论文标题
控制频率通过批处理学习中的动作持久性适应
Control Frequency Adaptation via Action Persistence in Batch Reinforcement Learning
论文作者
论文摘要
系统的控制频率的选择对增强学习算法学习高度性能策略的能力有相关的影响。在本文中,我们介绍了动作持久性的概念,该概念在于重复固定数量的决策步骤的动作,并具有修改控制频率的效果。我们开始分析动作持久性如何影响最佳策略的性能,然后提出一种新颖的算法,持久拟合的Q-率(PFQI),该算法扩展了FQI,目的是在给定的持久性下学习最佳价值功能。在提供了PFQI的理论研究和确定最佳持久性的启发式方法之后,我们在基准领域提出了一项实验运动,以显示动作持久性的优势并证明我们持久性选择方法的有效性。

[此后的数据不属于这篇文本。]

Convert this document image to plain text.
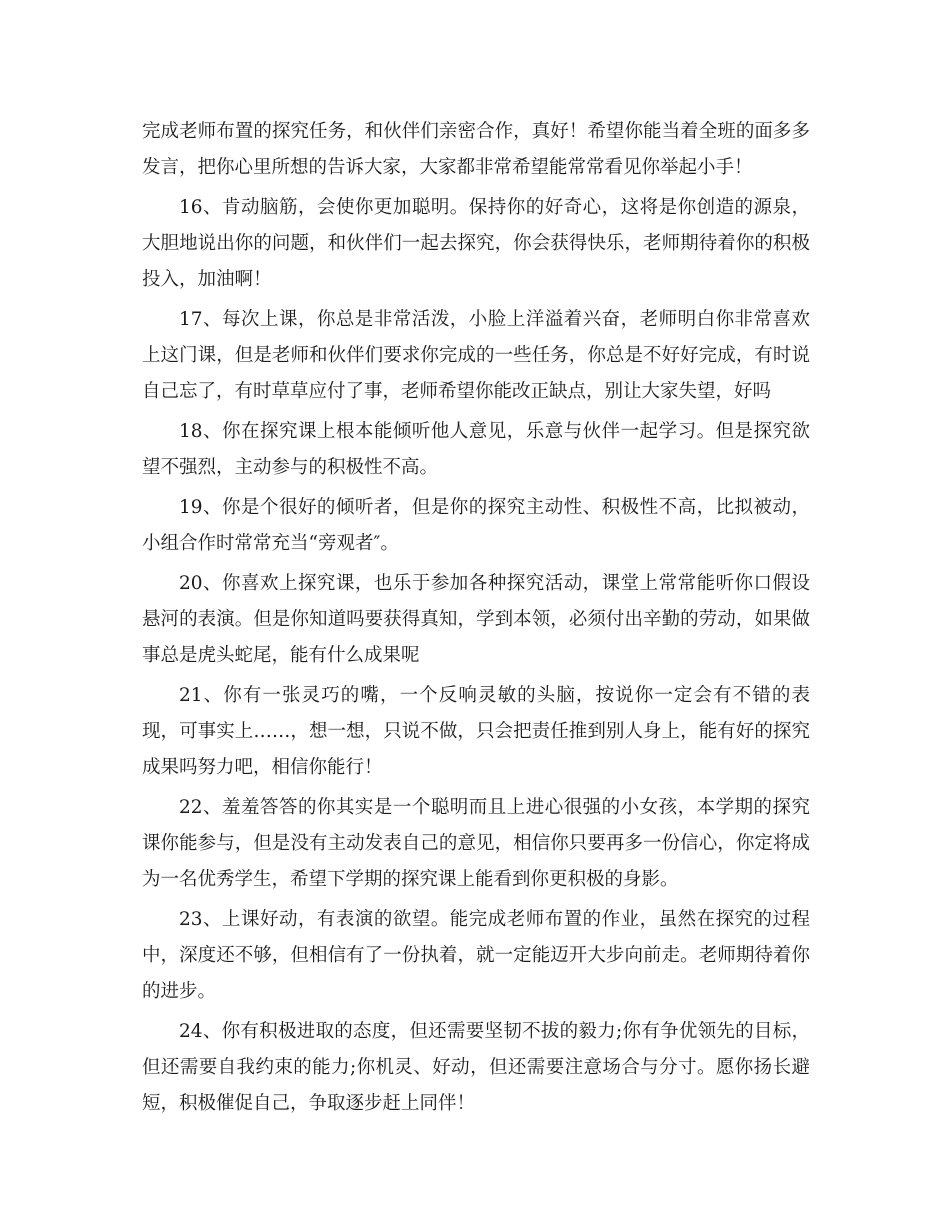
完成老师布置的探究任务，和伙伴们亲密合作，真好！希望你能当着全班的面多多发言，把你心里所想的告诉大家，大家都非常希望能常常看见你举起小手！

16、肯动脑筋，会使你更加聪明。保持你的好奇心，这将是你创造的源泉，大胆地说出你的问题，和伙伴们一起去探究，你会获得快乐，老师期待着你的积极投入，加油啊！

17、每次上课，你总是非常活泼，小脸上洋溢着兴奋，老师明白你非常喜欢上这门课，但是老师和伙伴们要求你完成的一些任务，你总是不好好完成，有时说自己忘了，有时草草应付了事，老师希望你能改正缺点，别让大家失望，好吗

18、你在探究课上根本能倾听他人意见，乐意与伙伴一起学习。但是探究欲望不强烈，主动参与的积极性不高。

19、你是个很好的倾听者，但是你的探究主动性、积极性不高，比拟被动，小组合作时常常充当“旁观者″。

20、你喜欢上探究课，也乐于参加各种探究活动，课堂上常常能听你口假设悬河的表演。但是你知道吗要获得真知，学到本领，必须付出辛勤的劳动，如果做事总是虎头蛇尾，能有什么成果呢

21、你有一张灵巧的嘴，一个反响灵敏的头脑，按说你一定会有不错的表现，可事实上……，想一想，只说不做，只会把责任推到别人身上，能有好的探究成果吗努力吧，相信你能行！

22、羞羞答答的你其实是一个聪明而且上进心很强的小女孩，本学期的探究课你能参与，但是没有主动发表自己的意见，相信你只要再多一份信心，你定将成为一名优秀学生，希望下学期的探究课上能看到你更积极的身影。

23、上课好动，有表演的欲望。能完成老师布置的作业，虽然在探究的过程中，深度还不够，但相信有了一份执着，就一定能迈开大步向前走。老师期待着你的进步。

24、你有积极进取的态度，但还需要坚韧不拔的毅力;你有争优领先的目标，但还需要自我约束的能力;你机灵、好动，但还需要注意场合与分寸。愿你扬长避短，积极催促自己，争取逐步赶上同伴！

The choice of the control frequency of a system has a relevant impact on the ability of reinforcement learning algorithms to learn a highly performing policy. In this paper, we introduce the notion of action persistence that consists in the repetition of an action for a fixed number of decision steps, having the effect of modifying the control frequency. We start analyzing how action persistence affects the performance of the optimal policy, and then we present a novel algorithm, Persistent Fitted Q-Iteration (PFQI), that extends FQI, with the goal of learning the optimal value function at a given persistence. After having provided a theoretical study of PFQI and a heuristic approach to identify the optimal persistence, we present an experimental campaign on benchmark domains to show the advantages of action persistence and proving the effectiveness of our persistence selection method.